3MC-pantetheinamide labeling of AcpP. (a) Model one-pot chemoenzymatic probe-loading reaction. CoaA, CoaD, and CoaE convert probe 1 into coenzyme A analog 2, which is loaded onto residue Ser36 of apo-AcpP by PPTase Sfp. Sequestration of the 3MC fluorophore within the hydrophobic core of AcpP induces an increase in fluorescence intensity and blue shift. (b) Reaction mixtures of probe 1 loading onto AcpP visualized by 365 nm UV radiation. “CoA loading” refers to CoaA, CoaD, CoaE, and Sfp. (c) 15% urea-PAGE analysis of reaction mixtures visualized by Coomassie Blue stain (left) and 365 nm UV light (right). (d) Reverse-phase HPLC analysis of reaction mixtures R1–R4. Presumed peaks representing apo- and crypto-AcpP are labeled. (e) Fluorescence emission spectra of reaction mixtures R1–R4.

Figure 3.

3MC-pantetheinamide labeling of CPs. “CoA loading” refers to CoaA, CoaD, CoaE, and Sfp. (a) Reaction mixtures of probe 1 loading onto CPs from various selected CP-dependent synthases. (b) 15% urea-PAGE analysis of probe loading reaction mixtures visualized by Coomassie Blue stain (left) and 365 nm UV light (right). AcpP, E. coli fatty acid synthase acyl carrier protein; hACP, human fatty acid synthase acyl carrier protein; DEBS Acp4, 6-deoxyerythronolide B synthase module 4 acyl carrier protein; actACP, actinorhodin polyketide synthase acyl carrier protein; EntB, enter-obactin non-ribosomal peptide synthase peptidyl carrier protein; PltL, pyoluteorin non-ribosomal peptide synthase peptidyl carrier protein. (c) Fluorescence emission spectra of CP probe-loading reaction mixtures.

Figure 4.

Interactions between crypto-PltL loaded with 1 and PltF. (a) Role of PltF as an A domain in pyoluteorin biosynthesis. PltF adenylates proline in an ATP-dependent reaction and transfers the prolyl group to the phosphopantetheine arm of holo-PltL. (b) Hypothesized protein–substrate interaction between crypto-PltL loaded with 1 and PltF. Transfer of the 3MC fluorophore to the active site of PltF results in an increase in fluorescence intensity and blue shift.

Figure 5.

Application of 3MC probe 1 to evaluate CP–partner protein interactions. (a) Fluorescence emission spectra of crypto-PltL loaded with 1 when unbound (no partner protein, noPP), as compared to that in the presence of an equimolar concentration of FabF (noncognate KS), PltF (cognate A domain), or EntE (noncognate A domain). The terms cognate and noncognate are used to distinguish interactions that occur naturally in a given biosynthetic pathway (cognate) or ones that arise from different pathways (noncognate). (b) Differential plot highlighting the differences between each partner protein on crypto-PltL loaded with 1. (c) Fluorescence emission spectra of crypto-AcpP loaded with 1 when unbound (no partner protein, noPP), as compared to that in the presence of an equimolar concentration of FabF (cognate KS), PltF (noncognate A domain), or EntE (noncognate A domain). (d) Differential plot highlighting the differences between each partner protein on crypto-AcpP loaded with 1. (e) Fluorescence emission spectra of crypto-EntB loaded with 1 when unbound (no partner protein, noPP), as compared to that in the presence of an equimolar concentration of FabF (noncognate KS), PltF (noncognate A domain), or EntE (cognate A domain). (f) Differential plot highlighting the differences between each partner protein on crypto-EntB loaded with 1.

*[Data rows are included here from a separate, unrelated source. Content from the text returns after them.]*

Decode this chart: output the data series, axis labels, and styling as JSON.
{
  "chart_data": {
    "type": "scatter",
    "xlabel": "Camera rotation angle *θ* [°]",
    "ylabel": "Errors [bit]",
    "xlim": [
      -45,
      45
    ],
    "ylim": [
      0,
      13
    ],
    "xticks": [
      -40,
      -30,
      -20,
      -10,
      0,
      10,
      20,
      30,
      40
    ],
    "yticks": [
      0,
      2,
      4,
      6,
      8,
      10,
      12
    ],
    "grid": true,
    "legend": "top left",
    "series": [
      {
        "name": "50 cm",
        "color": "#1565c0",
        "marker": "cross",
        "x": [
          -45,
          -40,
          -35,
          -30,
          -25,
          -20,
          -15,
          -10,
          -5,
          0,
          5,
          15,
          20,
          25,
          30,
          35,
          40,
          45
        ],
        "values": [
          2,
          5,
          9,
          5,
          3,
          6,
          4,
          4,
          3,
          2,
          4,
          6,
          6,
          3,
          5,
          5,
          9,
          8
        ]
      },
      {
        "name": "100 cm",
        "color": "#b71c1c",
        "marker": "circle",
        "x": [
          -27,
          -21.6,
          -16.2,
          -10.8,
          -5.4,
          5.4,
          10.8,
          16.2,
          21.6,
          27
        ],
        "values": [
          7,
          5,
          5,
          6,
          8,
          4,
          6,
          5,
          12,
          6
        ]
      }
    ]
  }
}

Scheme 1.. Modular Synthesis of 3MC-Pantetheinamide Probe 1^a

^aThe 3-methoxychromone fluorophore was synthesized from starting materials 3-dimethylaminophenol (4) and methyl 4-acetoxybenzoate (7). An amide linkage connects the fluorophore to p-anisaldehyde acetal-protected pantothenic acid 13 (synthesis described previously), resulting in probe 1 following deprotection.